Der 44. Kongress der Deutschen Gesellschaft für Empirische Kulturwissenschaft (DGEKW) nimmt mit dem Alltag ein Thema in den Blick, für das die ausrichtende Institution, das Seminar für Kulturanthropologie des Textilen an der TU Dortmund, seine besondere Expertise bereitstellt. Vor diesem Hintergrund adressiert der Kongress auch Fragen nach der Bedeutung materieller Kultur in alltäglichen Lebenswelten, nach Moden und Konjunkturen, nach den spezifischen Herausforderungen sowie Potenzialen in der Vermittlung kulturwissenschaftlichen Wissens über den Alltag.

Der Kongress will eine tiefere Auseinandersetzung mit Alltag als analytischer Kategorie in der Formierung und Erforschung gegenwärtiger sowie historischer Gesellschaften anregen. Es sind sowohl theoretische als auch empirische und praxisorientierte Beiträge erwünscht, die gegenwartsbezogen, historisch oder vergleichend ausgerichtet sein können und die u. a. die folgenden vier Themenkomplexe in den Blick nehmen können:

  1. Ethnografie und Kulturanalyse des Alltags: Wie gestalten Menschen ihren Alltag, wie problematisieren sie ihn und wie fordern sie Handlungsmacht in der Transformation alltäglicher Strukturen ein? Welche Rolle spielen Medien, technische Infrastrukturen, nicht-menschliche Akteure? Wie formieren sich Prozesse der Veralltäglichung auch im historischen Vergleich?
  2. Theorien/Konzepte/Modelle: Mit welchen Konzeptionen von Alltag operiert die Kulturanalyse? In welcher Beziehung steht der Alltagsbegriff zu benachbarten Konzepten?
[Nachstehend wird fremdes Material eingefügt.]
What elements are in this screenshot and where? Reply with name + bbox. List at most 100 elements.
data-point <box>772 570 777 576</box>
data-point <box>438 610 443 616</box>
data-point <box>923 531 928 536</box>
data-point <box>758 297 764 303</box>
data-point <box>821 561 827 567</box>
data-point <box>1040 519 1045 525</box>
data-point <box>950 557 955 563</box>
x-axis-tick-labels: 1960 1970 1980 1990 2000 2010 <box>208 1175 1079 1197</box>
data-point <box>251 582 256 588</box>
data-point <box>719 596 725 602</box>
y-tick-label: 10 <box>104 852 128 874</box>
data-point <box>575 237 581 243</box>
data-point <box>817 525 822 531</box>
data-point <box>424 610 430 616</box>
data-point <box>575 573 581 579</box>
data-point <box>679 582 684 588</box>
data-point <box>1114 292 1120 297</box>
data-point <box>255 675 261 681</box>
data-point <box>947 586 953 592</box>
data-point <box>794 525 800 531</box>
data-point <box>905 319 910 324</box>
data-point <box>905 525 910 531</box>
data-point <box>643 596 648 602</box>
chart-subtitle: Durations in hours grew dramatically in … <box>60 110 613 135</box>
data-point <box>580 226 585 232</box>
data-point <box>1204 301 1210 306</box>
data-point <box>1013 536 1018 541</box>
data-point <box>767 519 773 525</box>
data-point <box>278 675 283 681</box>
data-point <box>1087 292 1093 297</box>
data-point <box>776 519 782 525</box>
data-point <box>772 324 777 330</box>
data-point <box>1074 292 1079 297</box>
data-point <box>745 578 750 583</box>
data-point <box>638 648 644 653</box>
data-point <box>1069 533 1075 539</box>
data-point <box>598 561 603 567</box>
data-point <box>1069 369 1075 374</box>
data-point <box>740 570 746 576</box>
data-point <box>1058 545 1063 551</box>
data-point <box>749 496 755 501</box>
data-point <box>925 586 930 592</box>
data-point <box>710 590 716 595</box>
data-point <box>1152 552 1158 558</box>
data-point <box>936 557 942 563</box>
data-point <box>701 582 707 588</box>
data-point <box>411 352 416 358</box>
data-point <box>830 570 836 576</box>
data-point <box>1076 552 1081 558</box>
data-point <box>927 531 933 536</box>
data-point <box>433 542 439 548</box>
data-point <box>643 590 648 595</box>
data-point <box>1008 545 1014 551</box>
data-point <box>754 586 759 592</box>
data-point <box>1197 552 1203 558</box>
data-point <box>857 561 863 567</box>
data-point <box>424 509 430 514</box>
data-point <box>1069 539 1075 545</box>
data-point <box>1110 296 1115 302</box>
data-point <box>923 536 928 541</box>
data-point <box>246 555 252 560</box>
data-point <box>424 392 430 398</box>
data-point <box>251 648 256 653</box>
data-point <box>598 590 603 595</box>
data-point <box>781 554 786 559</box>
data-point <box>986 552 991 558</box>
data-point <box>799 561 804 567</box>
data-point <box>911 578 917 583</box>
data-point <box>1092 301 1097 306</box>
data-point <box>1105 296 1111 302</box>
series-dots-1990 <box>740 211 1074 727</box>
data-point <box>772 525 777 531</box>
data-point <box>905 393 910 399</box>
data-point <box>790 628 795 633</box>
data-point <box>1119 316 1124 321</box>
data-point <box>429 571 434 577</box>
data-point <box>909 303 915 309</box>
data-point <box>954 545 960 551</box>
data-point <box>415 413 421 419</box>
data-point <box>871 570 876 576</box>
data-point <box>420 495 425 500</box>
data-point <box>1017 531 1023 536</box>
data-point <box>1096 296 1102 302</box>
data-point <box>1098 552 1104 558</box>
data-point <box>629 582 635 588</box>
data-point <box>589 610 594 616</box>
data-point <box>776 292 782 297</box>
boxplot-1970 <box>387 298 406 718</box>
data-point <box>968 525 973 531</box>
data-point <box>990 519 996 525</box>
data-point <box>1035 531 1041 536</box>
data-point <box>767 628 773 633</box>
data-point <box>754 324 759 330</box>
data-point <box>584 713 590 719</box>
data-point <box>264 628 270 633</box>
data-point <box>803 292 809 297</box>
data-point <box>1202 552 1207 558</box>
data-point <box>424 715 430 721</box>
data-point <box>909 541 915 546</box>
  3. Fachhistorische und wissenschaftspolitische Fragen: Wie prägte die Auseinandersetzung mit dem Alltag die kognitive Identität des Fachzusammenhangs Empirische Kulturwissenschaft/Kulturanthropologie/Europäische Ethnologie/Volkskunde? Welche wissenschaftspolitischen Implikationen ergeben sich aus einer Kulturanalyse des Alltags?
  4. Öffentlichkeiten und Interventionen: Wie wird komplexes Wissen über den Alltag im Museum, in der Kulturarbeit oder in der kulturellen Bildung erforscht und vermittelt? Welche Öffentlichkeiten können in welcher Weise adressiert werden? Wie inspiriert die Vermittlung wiederum die theoretisch-konzeptionelle Auseinandersetzung mit dem Alltagsbegriff?